Here’s what’s interesting: We cannot answer the current business question as it is posed. We must reformulate our question to fit the availability of facts. For example:

What bicycles lack matching-color accessories when the colors of those accessories are known?

Now we have a question we can answer, and following is a query to run to get that answer. Notice the addition of an IS NOT NULL predicate to exclude accessories for which color is unavailable.

USE AdventureWorks2014;

SELECT p.ProductID, p.Name, p.Color
FROM production.Product AS p
WHERE p.ProductSubcategoryID IN (
    SELECT sc.ProductSubcategoryID
    FROM production.ProductSubcategory AS sc
    WHERE sc.ProductCategoryID = 1
    )
and p.Color NOT IN (
    SELECT p2.Color
    FROM production.Product as p2
    WHERE p2.ProductSubcategoryID IN (
        SELECT sc2.ProductSubcategoryID
        FROM production.ProductSubcategory AS sc2
        WHERE sc2.ProductCategoryID = 4
        )
    AND p2.Color IS NOT NULL
    )

We do indeed have some yellow bicycles for which we do not know whether we have any yellow accessories.
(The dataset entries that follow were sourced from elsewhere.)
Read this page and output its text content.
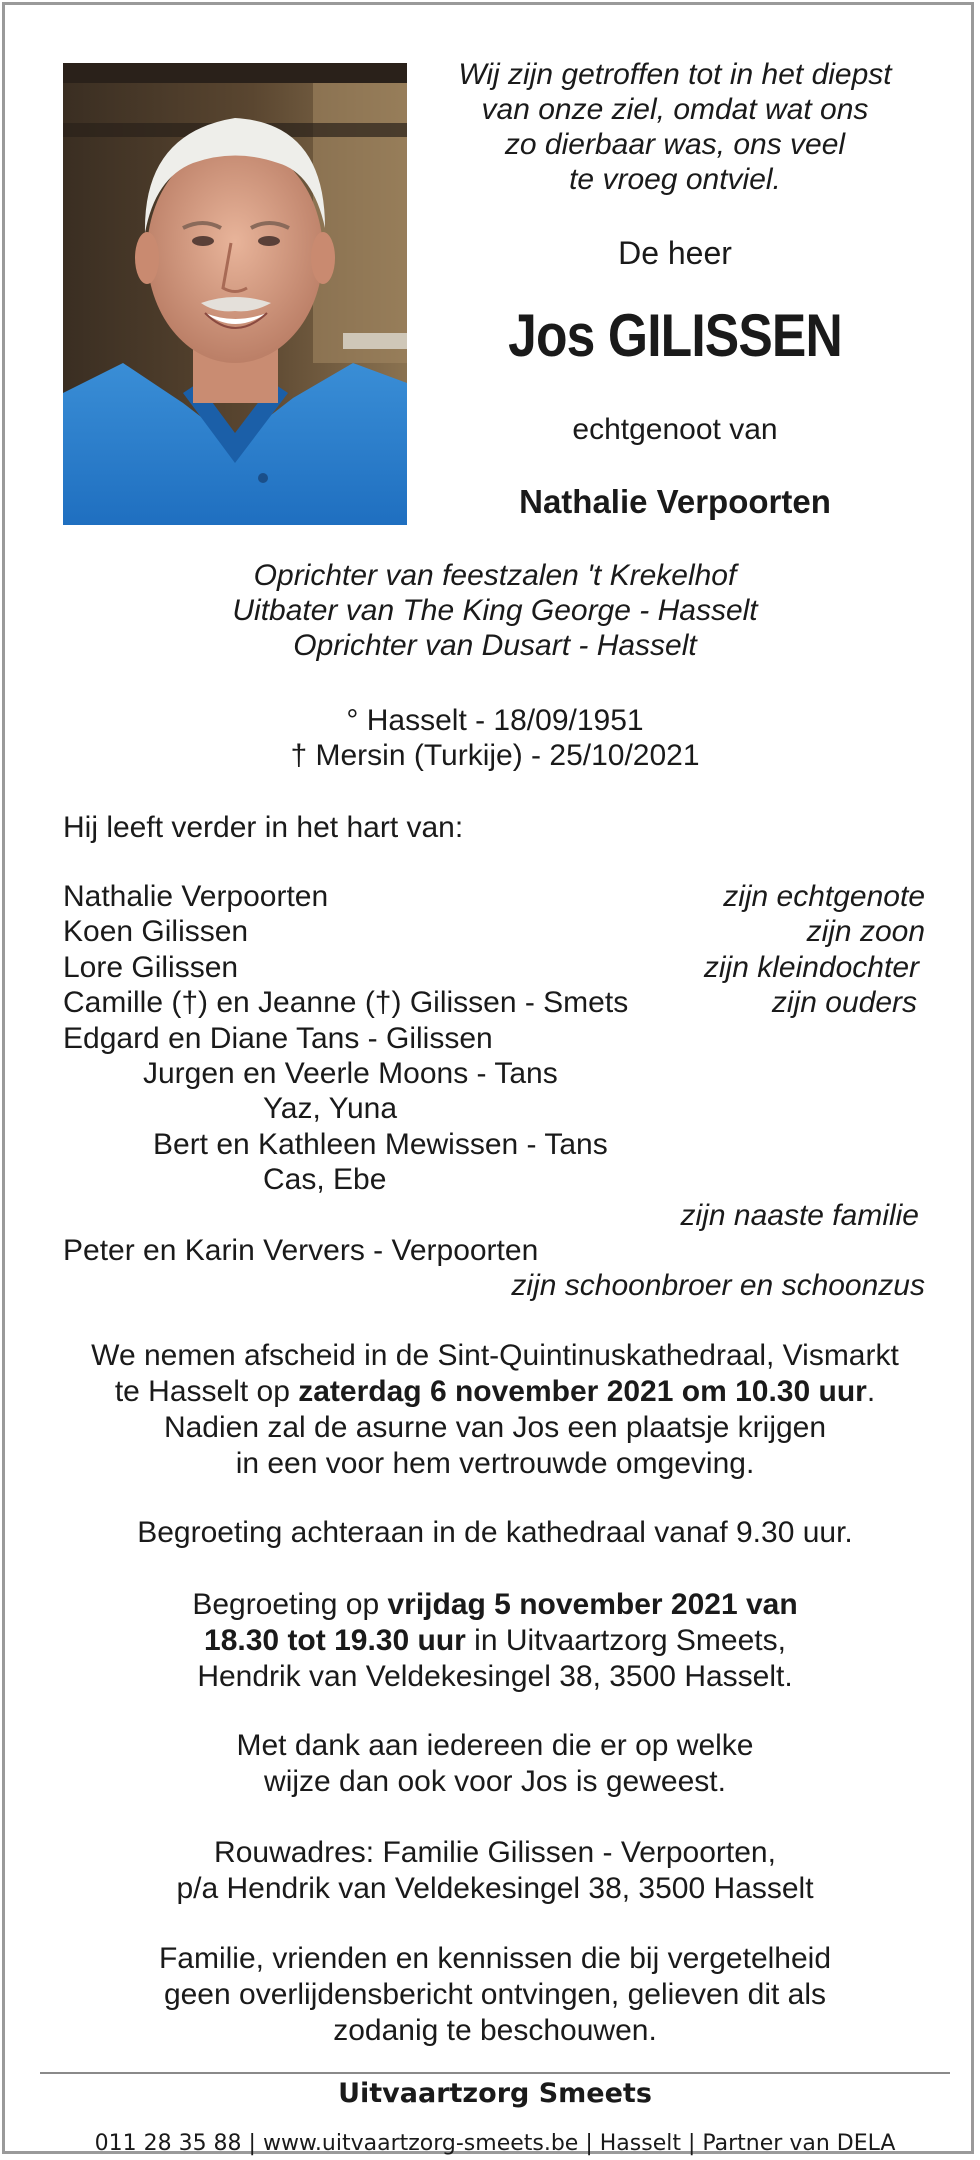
Wij zijn getroffen tot in het diepst
van onze ziel, omdat wat ons
zo dierbaar was, ons veel
te vroeg ontviel.
De heer
Jos GILISSEN
echtgenoot van
Nathalie Verpoorten
Oprichter van feestzalen 't Krekelhof
Uitbater van The King George - Hasselt
Oprichter van Dusart - Hasselt
° Hasselt - 18/09/1951
† Mersin (Turkije) - 25/10/2021
Hij leeft verder in het hart van:
Nathalie Verpoorten	zijn echtgenote
Koen Gilissen	zijn zoon
Lore Gilissen	zijn kleindochter
Camille (†) en Jeanne (†) Gilissen - Smets	zijn ouders
Edgard en Diane Tans - Gilissen
Jurgen en Veerle Moons - Tans
Yaz, Yuna
Bert en Kathleen Mewissen - Tans
Cas, Ebe
zijn naaste familie
Peter en Karin Ververs - Verpoorten
zijn schoonbroer en schoonzus
We nemen afscheid in de Sint-Quintinuskathedraal, Vismarkt
te Hasselt op zaterdag 6 november 2021 om 10.30 uur.
Nadien zal de asurne van Jos een plaatsje krijgen
in een voor hem vertrouwde omgeving.
Begroeting achteraan in de kathedraal vanaf 9.30 uur.
Begroeting op vrijdag 5 november 2021 van
18.30 tot 19.30 uur in Uitvaartzorg Smeets,
Hendrik van Veldekesingel 38, 3500 Hasselt.
Met dank aan iedereen die er op welke
wijze dan ook voor Jos is geweest.
Rouwadres: Familie Gilissen - Verpoorten,
p/a Hendrik van Veldekesingel 38, 3500 Hasselt
Familie, vrienden en kennissen die bij vergetelheid
geen overlijdensbericht ontvingen, gelieven dit als
zodanig te beschouwen.
Uitvaartzorg Smeets
011 28 35 88 | www.uitvaartzorg-smeets.be | Hasselt | Partner van DELA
Here they are:

  ProductID Name                     Color
----------- ------------------------ ---------------
        797 Road-550-W Yellow, 38    Yellow
        798 Road-550-W Yellow, 40    Yellow
        799 Road-550-W Yellow, 42    Yellow
...

The presence of null accessory colors goes beyond just the issue of how we must formulate our query. We are forced to rethink the very business question we’re intending to ask! 

It’s worth my pointing out that I checked ahead of time to ensure no nulls in the bicycle colors. The presence of null bicycle colors would force further rethinking of all the business questions I’ve posed in this article, and then reformulating the queries would follow.

Nulls are tricky, and their effects are not limited to just how you formulate queries against your database. Nulls affect the very business questions you’re able to pose. How you write your queries flows directly from how you rethink your business questions to match the data available.